You have to wonder also about the legality of collecting sales tax for an activity that is still in violation of federal law. Generally speaking, just because an activity is illegal does not mean that it is tax exempt. However, in the case of Marchetti v. United States (1968), the U.S. Supreme Court held that certain regulations that required the reporting and tracking of the activity for revenue purposes amounted to a violation of the right against self-incrimination.

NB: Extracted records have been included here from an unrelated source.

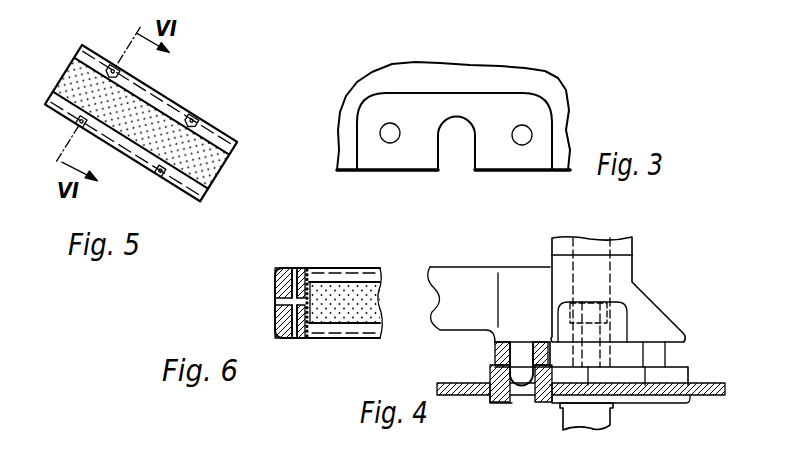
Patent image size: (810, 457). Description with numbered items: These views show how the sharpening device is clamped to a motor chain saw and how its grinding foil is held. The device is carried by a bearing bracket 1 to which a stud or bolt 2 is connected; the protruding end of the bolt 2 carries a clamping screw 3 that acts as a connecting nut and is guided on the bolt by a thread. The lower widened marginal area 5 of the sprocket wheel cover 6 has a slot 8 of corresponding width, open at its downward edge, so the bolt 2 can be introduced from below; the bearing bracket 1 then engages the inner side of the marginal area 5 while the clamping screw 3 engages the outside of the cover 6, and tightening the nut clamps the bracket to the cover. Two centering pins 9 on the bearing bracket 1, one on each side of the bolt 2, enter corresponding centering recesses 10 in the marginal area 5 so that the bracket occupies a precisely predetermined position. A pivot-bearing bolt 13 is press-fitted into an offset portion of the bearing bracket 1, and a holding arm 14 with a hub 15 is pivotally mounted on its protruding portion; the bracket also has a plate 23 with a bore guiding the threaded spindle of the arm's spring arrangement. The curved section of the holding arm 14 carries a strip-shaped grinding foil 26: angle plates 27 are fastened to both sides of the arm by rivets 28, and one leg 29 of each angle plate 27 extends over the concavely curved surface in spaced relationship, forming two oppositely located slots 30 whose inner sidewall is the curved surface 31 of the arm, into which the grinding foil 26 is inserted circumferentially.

In FIG. 4, the bearing bracket 1 is at (655, 320).
In FIG. 4, the stud or bolt 2 is at (590, 313).
In FIG. 4, the clamping screw 3 is at (573, 418).
In FIG. 3, the widened marginal area 5 is at (530, 163).
In FIG. 4, the widened marginal area 5 is at (645, 398).
In FIG. 3, the sprocket wheel cover 6 is at (561, 84).
In FIG. 4, the sprocket wheel cover 6 is at (722, 392).
In FIG. 3, the slot 8 is at (442, 148).
In FIG. 4, the centering pins 9 is at (523, 350).
In FIG. 3, the centering recesses 10 is at (386, 133).
In FIG. 4, the centering recesses 10 is at (518, 399).
In FIG. 4, the pivot-bearing bolt 13 is at (605, 272).
In FIG. 6, the holding arm 14 is at (285, 325).
In FIG. 4, the hub 15 is at (625, 242).
In FIG. 4, the plate 23 is at (459, 318).
In FIG. 5, the grinding foil 26 is at (215, 165).
In FIG. 6, the grinding foil 26 is at (363, 307).
In FIG. 5, the angle plates 27 is at (173, 100).
In FIG. 6, the angle plates 27 is at (295, 272).
In FIG. 6, the rivets 28 is at (290, 281).
In FIG. 5, the leg 29 is at (225, 137).
In FIG. 6, the leg 29 is at (376, 270).
In FIG. 6, the slots 30 is at (318, 270).
In FIG. 6, the curved surface 31 is at (288, 302).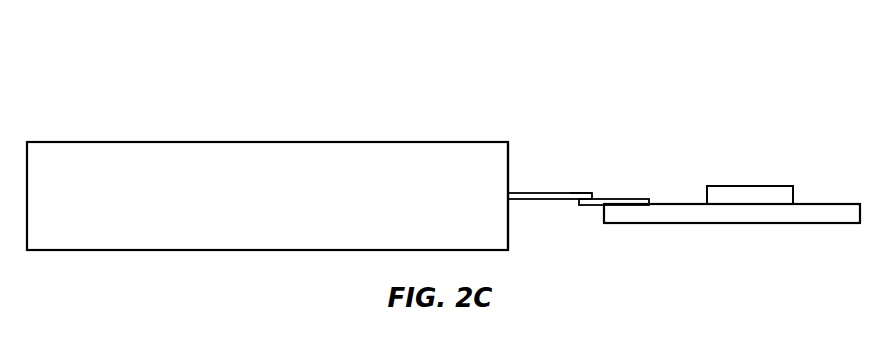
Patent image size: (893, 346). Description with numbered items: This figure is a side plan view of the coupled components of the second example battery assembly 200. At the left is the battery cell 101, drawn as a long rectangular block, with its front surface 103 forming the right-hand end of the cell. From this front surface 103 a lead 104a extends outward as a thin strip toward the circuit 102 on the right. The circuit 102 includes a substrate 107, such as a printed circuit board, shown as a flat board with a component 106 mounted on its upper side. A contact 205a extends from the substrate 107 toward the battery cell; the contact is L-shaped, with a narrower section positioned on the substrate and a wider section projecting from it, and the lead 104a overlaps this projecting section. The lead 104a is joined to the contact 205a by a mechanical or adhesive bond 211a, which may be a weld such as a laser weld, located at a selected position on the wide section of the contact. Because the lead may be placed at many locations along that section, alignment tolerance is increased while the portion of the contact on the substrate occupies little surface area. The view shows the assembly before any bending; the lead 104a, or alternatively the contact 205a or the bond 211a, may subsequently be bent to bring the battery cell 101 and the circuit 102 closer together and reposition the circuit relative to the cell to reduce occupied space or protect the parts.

The battery assembly 200 is at (773, 58).
The battery cell 101 is at (257, 142).
The front surface 103 is at (509, 233).
The lead 104a is at (534, 193).
The mechanical or adhesive bond 211a is at (585, 193).
The contact 205a is at (636, 201).
The circuit 102 is at (814, 226).
The component 106 is at (754, 186).
The substrate 107 is at (757, 223).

Why is Washington trying to impose a sales tax on medical marijuana dispensaries when the State of California does not? The dispensaries in California seems to be a little more confident that they will not be raided, and enjoy more protection under their State law. They would be more willing to fight such a state action in my opinion. In Washington, Mike Gowrylow, a spokesperson for the Department of Revenue, explained “right now, every buck counts”. Quite simply the State is hungry for revenue from all sources. In my experience as an attorney who has defended clients from the Department of Revenue, the State often seems to come up with “creative” ways to apply taxes during economic downturns. One time I represented a client who received an assessment for taxes under questionable circumstances. We indicated out intention to fight it and appealed. About 6 months through the process, the Department just dropped the issue, apparently moving on to easier targets.
What do you think about this subject? Should these dispensaries have to pay sales tax? Do you think that all the dispensaries in Spokane will comply? Will these tax payments help legitimize these co-ops? Will more dispensaries be raided as the Spokane police have threatened?